Archive for September, 2008

Things I learned from my father (3 days before the stock market crash)

Thursday, September 25th, 2008 by Kris

1. That the federal government keeps track of banks that are in danger of failing, and that usually there are 10 or so on the watch-list, and this year there are 117 (112 of which, I think, have since failed).

2. That there would be a big financial disaster soon and the Dow would fall to 7000 before it starts going up again and I should put all of my 501k retirement money into Treasury Bonds (Sure. I ran to my room, broke open my piggy bank, and double-checked that both of my retirement dollars are still in there – whew!)

3. Not exactly apropos to financial disaster (though I’m getting back to it), that my grandfather, his father, a farmer in Mississippi whom I never met because he died the year before I was born, never ate in a restaurant. Not once in 69 years. Not even a McDonald’s.

4. That my grandfather also didn’t attend his daughter’s nor his two sons’ weddings, not against any spousal choices, but rather in a kind of protest over spending that hullabaloo on something that could be done quickly down at the J of the P.

5. Finally, that my grandfather, when he was 17, ran away from home and made some money sharecropping for his uncle. Then he and his friend Prentice Arrington (a better name even Faulkner couldn’t have dreamed up) hoboed around the country.

6. They went to the big city up East, but they didn’t like that. They went to Florida. They didn’t like that either. They came back to Mississippi and sharecropped summers, to save up some cash. They followed the wheat harvest, making money as migrant labor. They followed the circus, because they liked it.

7. Then, one year, they bought a Harley and set off West, with two bedrolls, a frying pan, and a .22 rifle (for shooting jackrabbits) and toured the big country of Texas, California, Arizona, Oklahoma. They loved that. This was during the Great Depression.

8. So if the bailout needs a bailout, or money becomes just so many scraps of paper, Pulao and I might pack up our compact Toyota with some 400 thread count sheets, a frying pan, and a credit card, and take to the open road. It’s in my blood, after all.

Cows of the Street

Sunday, September 7th, 2008 by Kris

I’ve always been fascinated by cows. I suppose being fascinated by cows could be considered a negative indicator of intelligence, but I prefer to think of it as a love of nature, and a reverence for where my hamburgers come from.

As a kid, I helped my cousin in Mississippi get his show cow ready for the fair. “Helped” mainly meant “watched,” as I was a bit of a city slicker, and hadn’t beefed up (sorry!) on my cow fundamentals. But I helped clean and groom the cow, which included a thorough tail bleaching. The tail bleaching, I’ve always remembered, was to counteract the cow’s tendency to get shit all over its tail — a shitty tail, my cousin taught me, a winning fair cow does not make.

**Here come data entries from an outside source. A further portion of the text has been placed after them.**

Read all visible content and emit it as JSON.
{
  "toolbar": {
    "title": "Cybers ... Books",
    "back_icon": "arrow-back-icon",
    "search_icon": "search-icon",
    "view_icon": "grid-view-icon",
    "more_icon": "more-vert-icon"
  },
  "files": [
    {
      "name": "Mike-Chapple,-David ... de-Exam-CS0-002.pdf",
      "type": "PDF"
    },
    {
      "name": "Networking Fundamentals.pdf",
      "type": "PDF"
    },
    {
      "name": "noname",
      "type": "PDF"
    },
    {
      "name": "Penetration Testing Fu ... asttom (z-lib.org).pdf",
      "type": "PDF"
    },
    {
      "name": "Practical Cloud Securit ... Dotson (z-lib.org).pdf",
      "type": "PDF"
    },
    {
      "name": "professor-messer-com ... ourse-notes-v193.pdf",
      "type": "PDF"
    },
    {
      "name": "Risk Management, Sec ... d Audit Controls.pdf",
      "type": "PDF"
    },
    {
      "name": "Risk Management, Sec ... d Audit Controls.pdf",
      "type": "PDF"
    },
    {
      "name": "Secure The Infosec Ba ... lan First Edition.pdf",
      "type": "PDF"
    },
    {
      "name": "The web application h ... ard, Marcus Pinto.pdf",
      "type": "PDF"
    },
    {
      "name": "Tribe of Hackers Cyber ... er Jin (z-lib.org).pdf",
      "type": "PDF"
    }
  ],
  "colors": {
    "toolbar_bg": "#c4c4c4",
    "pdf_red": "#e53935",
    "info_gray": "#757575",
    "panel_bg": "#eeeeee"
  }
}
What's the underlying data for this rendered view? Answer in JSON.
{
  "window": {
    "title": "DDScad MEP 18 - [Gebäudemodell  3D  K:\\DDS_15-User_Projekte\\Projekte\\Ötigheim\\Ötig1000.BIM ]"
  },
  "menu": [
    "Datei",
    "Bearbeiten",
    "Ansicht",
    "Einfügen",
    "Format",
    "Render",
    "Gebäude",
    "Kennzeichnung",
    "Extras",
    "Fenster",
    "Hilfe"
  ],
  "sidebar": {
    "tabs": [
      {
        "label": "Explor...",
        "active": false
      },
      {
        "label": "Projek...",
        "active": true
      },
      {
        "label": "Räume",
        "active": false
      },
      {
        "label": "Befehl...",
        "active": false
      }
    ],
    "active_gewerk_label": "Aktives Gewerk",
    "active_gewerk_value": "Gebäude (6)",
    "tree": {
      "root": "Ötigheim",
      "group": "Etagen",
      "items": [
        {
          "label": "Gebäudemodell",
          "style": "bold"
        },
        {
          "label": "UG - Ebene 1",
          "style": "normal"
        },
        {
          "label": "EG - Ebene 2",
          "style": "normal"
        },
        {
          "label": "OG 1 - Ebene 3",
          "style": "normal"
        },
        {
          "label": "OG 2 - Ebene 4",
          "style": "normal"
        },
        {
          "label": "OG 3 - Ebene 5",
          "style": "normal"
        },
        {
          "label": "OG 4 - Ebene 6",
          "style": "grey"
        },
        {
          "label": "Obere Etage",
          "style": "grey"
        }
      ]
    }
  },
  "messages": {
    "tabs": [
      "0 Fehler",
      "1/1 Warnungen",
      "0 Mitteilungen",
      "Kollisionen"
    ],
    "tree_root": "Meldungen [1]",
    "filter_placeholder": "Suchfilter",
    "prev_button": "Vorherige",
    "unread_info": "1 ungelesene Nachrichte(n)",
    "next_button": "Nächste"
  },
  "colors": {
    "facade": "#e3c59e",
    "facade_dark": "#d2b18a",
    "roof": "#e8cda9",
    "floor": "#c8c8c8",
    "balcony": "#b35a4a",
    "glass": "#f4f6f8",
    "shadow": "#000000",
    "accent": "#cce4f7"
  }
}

As a teenager, when I visited my brother in upstate New York, I made him stop by the side of the highway so I could burn a roll of film on some cows mulling about a field. This was another choice of subject matter, along with my “clouds of the sky” picture albums, that made my dad seriously rethink my filmic allowance.

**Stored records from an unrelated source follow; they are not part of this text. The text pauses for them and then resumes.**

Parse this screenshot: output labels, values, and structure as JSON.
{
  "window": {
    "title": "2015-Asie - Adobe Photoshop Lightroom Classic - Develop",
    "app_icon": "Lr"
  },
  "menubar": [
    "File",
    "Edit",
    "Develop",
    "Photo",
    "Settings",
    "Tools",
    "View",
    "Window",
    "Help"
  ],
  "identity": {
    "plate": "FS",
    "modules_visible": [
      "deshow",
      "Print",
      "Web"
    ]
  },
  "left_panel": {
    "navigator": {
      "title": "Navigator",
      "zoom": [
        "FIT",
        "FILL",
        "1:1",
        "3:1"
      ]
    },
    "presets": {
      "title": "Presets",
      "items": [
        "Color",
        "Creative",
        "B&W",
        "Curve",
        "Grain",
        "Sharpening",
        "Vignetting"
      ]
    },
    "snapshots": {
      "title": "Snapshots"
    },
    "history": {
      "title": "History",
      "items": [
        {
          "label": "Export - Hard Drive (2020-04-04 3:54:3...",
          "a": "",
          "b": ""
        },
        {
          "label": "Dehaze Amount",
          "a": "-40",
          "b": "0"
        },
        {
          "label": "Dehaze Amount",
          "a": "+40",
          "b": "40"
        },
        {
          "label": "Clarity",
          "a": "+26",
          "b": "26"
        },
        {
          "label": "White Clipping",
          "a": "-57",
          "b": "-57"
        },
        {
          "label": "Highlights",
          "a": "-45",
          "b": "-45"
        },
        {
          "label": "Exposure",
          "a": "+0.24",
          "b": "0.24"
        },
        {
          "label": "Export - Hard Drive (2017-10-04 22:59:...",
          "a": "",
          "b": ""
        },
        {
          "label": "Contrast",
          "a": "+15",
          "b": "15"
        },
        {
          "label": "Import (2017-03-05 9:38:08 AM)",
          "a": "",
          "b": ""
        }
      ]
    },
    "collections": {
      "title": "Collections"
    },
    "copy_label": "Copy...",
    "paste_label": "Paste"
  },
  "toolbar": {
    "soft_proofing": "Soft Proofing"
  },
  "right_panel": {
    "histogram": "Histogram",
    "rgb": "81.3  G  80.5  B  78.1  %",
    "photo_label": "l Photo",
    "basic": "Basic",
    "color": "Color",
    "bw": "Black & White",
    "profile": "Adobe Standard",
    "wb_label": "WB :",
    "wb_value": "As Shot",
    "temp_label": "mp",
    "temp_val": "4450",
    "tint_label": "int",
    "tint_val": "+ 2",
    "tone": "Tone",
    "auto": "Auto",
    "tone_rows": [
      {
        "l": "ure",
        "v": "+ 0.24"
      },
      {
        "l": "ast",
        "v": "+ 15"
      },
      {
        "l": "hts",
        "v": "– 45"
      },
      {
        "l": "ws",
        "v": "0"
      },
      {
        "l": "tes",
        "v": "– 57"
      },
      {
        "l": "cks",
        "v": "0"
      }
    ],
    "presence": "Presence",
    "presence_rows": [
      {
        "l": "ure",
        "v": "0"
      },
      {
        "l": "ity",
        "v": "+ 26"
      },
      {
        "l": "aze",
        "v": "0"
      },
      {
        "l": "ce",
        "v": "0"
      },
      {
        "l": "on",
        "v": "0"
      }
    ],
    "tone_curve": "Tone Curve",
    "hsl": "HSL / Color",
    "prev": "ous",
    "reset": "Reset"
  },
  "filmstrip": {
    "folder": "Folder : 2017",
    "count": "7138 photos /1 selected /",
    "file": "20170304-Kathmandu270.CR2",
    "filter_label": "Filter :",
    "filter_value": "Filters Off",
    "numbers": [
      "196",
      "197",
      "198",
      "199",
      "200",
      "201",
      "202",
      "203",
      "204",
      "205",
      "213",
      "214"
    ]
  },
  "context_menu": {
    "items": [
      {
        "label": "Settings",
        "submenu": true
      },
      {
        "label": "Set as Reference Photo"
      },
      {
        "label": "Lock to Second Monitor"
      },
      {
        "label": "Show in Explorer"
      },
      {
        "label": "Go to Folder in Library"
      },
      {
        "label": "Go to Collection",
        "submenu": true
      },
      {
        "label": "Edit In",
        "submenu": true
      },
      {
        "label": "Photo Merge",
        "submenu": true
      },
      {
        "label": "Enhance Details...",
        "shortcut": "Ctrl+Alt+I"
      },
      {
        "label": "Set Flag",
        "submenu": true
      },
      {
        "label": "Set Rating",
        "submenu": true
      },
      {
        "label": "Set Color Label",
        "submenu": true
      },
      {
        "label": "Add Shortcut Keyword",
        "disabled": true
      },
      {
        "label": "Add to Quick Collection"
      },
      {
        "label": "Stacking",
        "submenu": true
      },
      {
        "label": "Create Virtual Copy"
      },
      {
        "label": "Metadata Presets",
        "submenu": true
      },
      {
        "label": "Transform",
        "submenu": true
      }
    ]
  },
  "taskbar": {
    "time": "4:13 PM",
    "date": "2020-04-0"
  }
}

But last week, when I was in Delhi, I had two things going for me; a 2GB memory card and cows conveniently on the street!

Street cows are not your ordinary everyday cows. They sidle up to you and talk fast; before you know it, you’re the proud owner of a “genuine” Rolex, or you pat your back jeans pocket and realize your wallet’s been pinched.

Why did the cow cross the road?

No, actually they’re exactly like country cows. The impressive thing about cows (besides their immensity and tastiness) is that they are unpreturbable to the nth degree. Cow A (pictured) chewed her cud as placidly, traffic whooshing and honking on either side of her, as if she were in a rolling meadow of flowers. She might have been be too stupid to know that she wasn’t in a meadow of flowers, or else realized that none of the small cars could really put a dent in her.

Business end of the cow

We only caught the tail-end of Cow B (above). As we passed this street cow I pointed at the window and shot at the head of the cow. But by the time the shutter clicked up and down, we had reached the business end.

This bull knows where he belongs

Cow C posed very thoughtfully for me in the square of a local market, underneath a sign which, I’m told, is for a stock brokerage. Kismet!